Bridging loans provide a flexible and short-term stopgap for any pitfalls you may find yourself in.
Perhaps you need to pay for a property outright at auction? Maybe your dream home is in sight but you haven’t sold your current property – and don’t want to lose the potential new house.
You might need to cover any unexpected business costs.
Mike Collins Mortgage Expert says: “I’ve worked in the industry for 17 years and I often get asked about bridging loans – and the main worry is always what the pitfalls are. But if you use them correctly as they are intended and have a good exit strategy for paying it back, there’s no problem.
“Hopefully this article will help you decide whether bridging finance is the right option for you at this time.”
High interest rates
Interest rates on bridging loans are higher than other finance products and it’s important to realise how high interest rates are just now.
But a bridging loan is designed to be a short-term loan. It should be paid back within two years ideally, making the interest more controlled and therefore, the loan more affordable.
Of course you can get a fixed interest rate and this is great, providing you’re able to keep up with the monthly repayments.
Variable loan rates change in line with the Bank of England base rate, which is 3.50% today (Jan 2023). The base rate influences the interest rates that many lenders charge for mortgages, loans and other types of credit they offer people.
Rates can be different depending on what the loan is being used for but as a general rule, rates for bridging loans for businesses are more expensive than one for a residential purchase.
Quick access to cash
If you just need to get your hands on cash quick – and it’s normally a panic feeling of missing out on a purchase – it’s good to know that a bridging loan can be turned around in as few as three days or sometimes even faster than that if done via digital mortgage options… another reason why they fit the bill for so many buyers.
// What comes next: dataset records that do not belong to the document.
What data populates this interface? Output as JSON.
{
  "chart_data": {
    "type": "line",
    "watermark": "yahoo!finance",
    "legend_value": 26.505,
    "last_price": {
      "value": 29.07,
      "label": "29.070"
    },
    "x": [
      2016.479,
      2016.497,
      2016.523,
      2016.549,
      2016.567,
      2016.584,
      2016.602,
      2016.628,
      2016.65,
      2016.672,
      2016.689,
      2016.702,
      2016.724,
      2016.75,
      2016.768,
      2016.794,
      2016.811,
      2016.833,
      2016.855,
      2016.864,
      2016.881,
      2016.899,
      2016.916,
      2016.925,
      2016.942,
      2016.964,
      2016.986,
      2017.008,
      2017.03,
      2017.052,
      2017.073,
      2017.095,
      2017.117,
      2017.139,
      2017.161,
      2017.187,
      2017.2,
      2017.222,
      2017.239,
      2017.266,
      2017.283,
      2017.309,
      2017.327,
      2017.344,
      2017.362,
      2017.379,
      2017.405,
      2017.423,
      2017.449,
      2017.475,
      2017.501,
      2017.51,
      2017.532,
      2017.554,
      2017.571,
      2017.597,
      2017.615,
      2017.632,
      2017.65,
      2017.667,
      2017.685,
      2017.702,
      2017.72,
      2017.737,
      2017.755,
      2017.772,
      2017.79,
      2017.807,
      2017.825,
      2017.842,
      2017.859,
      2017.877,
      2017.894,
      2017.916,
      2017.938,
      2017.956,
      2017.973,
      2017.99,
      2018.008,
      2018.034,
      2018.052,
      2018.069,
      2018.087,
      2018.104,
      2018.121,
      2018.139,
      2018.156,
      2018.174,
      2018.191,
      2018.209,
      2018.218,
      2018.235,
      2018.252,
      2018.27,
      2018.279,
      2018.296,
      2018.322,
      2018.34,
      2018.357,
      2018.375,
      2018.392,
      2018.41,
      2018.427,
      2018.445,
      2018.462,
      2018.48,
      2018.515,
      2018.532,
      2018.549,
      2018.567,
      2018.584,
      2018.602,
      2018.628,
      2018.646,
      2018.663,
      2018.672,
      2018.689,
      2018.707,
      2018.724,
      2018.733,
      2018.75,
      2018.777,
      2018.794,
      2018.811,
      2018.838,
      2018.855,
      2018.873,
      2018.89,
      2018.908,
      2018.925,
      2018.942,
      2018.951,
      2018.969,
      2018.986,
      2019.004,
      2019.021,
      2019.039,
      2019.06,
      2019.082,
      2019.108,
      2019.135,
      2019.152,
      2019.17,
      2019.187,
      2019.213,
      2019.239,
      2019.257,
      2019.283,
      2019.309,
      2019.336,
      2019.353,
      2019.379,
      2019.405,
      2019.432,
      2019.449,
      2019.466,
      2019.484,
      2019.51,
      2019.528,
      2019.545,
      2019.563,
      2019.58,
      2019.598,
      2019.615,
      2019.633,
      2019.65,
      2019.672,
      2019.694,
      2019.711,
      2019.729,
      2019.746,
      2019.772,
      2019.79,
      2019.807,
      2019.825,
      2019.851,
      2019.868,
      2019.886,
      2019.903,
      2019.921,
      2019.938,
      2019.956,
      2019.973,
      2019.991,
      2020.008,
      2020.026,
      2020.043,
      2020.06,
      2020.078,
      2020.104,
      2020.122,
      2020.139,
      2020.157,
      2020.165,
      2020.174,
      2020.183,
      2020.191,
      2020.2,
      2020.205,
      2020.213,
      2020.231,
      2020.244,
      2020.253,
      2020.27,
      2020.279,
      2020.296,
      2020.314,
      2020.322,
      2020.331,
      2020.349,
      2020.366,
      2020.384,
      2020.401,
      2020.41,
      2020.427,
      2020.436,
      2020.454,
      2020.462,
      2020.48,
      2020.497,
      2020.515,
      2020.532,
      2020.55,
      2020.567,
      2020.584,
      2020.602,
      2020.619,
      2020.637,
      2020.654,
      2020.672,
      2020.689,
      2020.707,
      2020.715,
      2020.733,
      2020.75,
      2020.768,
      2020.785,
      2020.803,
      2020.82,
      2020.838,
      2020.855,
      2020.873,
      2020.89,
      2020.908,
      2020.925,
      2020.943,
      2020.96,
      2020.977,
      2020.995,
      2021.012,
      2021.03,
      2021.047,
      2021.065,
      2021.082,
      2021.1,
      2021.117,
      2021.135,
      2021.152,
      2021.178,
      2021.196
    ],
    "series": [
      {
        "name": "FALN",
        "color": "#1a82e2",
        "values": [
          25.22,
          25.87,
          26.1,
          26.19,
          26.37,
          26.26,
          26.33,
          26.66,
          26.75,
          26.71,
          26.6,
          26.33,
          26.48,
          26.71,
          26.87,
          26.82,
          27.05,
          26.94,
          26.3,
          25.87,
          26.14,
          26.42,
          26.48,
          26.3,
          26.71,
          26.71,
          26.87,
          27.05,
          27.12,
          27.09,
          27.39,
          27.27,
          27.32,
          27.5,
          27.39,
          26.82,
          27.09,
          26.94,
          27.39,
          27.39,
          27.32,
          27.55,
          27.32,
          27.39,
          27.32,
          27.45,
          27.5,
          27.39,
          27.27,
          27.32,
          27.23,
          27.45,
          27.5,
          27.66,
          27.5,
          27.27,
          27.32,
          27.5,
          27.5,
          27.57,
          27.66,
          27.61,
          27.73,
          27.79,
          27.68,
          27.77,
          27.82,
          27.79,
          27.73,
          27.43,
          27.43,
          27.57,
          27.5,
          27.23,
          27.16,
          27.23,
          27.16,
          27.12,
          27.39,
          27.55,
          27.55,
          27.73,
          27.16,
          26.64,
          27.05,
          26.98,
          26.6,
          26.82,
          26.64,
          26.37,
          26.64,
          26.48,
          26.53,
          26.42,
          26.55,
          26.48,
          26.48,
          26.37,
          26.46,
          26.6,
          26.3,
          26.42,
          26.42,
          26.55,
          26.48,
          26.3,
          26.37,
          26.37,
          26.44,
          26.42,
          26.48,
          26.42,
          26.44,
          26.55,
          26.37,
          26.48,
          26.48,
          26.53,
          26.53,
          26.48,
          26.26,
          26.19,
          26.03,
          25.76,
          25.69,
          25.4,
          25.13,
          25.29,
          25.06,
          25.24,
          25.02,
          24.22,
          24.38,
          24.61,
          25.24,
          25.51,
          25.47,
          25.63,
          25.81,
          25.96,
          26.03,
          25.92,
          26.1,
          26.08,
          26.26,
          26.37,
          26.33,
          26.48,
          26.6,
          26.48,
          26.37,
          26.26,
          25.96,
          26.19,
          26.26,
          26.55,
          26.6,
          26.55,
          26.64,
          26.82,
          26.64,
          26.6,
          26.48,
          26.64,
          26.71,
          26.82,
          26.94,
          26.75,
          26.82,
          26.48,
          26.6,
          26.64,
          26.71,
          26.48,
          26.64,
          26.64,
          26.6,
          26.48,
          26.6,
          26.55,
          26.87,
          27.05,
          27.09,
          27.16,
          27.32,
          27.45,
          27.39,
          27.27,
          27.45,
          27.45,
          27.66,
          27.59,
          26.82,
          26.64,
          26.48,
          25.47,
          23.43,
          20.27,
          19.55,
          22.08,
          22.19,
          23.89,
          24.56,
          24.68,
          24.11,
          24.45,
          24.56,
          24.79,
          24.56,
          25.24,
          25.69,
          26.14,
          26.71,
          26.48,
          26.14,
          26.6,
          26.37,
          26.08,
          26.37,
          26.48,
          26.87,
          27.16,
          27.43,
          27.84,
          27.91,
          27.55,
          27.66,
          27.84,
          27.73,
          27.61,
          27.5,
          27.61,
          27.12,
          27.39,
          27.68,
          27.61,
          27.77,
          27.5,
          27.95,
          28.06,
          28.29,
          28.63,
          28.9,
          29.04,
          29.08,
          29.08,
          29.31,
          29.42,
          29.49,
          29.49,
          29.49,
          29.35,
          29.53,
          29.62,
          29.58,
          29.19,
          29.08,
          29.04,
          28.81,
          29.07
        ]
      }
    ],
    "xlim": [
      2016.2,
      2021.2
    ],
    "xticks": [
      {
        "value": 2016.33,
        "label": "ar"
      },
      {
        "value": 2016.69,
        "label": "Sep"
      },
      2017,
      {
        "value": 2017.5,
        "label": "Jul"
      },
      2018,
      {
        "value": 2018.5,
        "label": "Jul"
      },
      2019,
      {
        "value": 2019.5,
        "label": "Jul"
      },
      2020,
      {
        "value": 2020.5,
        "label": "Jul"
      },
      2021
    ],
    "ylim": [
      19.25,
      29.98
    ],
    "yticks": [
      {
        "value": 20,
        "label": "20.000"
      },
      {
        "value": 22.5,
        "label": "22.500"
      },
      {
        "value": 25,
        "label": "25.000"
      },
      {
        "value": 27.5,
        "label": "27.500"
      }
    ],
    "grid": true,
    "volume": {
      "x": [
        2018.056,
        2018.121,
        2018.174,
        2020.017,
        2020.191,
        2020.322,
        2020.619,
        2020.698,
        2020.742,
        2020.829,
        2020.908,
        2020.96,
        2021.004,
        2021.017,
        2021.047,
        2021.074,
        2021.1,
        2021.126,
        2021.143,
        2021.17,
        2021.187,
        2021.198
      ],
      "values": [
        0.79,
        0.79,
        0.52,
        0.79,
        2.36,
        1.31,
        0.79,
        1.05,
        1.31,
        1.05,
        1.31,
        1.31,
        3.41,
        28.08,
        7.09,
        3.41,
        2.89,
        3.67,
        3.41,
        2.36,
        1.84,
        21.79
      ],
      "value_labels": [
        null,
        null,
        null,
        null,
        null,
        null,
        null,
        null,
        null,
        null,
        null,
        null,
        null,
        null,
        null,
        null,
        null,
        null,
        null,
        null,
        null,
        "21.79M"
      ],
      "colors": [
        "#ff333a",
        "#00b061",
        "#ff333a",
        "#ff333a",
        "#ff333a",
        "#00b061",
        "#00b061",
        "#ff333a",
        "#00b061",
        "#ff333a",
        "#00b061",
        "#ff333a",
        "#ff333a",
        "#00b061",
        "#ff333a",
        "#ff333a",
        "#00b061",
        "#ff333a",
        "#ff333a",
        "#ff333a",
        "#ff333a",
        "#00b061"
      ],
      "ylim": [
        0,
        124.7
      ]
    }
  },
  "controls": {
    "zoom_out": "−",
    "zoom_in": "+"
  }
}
It’s much faster to arrange because the lending decision tends to rely on your exit strategy. That is, how you plan to pay the loan back when the term is over.
Bad credit? No worries.
As with most things financial, your credit rating can determine whether you’re accepted for a bridging loan.
The good news is, you can still get one even if you do have bad credit as lenders tend to place greater emphasis on the value of the property related to the loan than your credit score when considering rates.
Due to the loan being secured on an asset of value, there are no lengthy checks made.
Whichever bridging loan you end up picking, just be sure to check the lender is a member of the Financial Conduct Authority (FCA). This means any complaints can be dealt with in the proper channels – the FCA guidelines.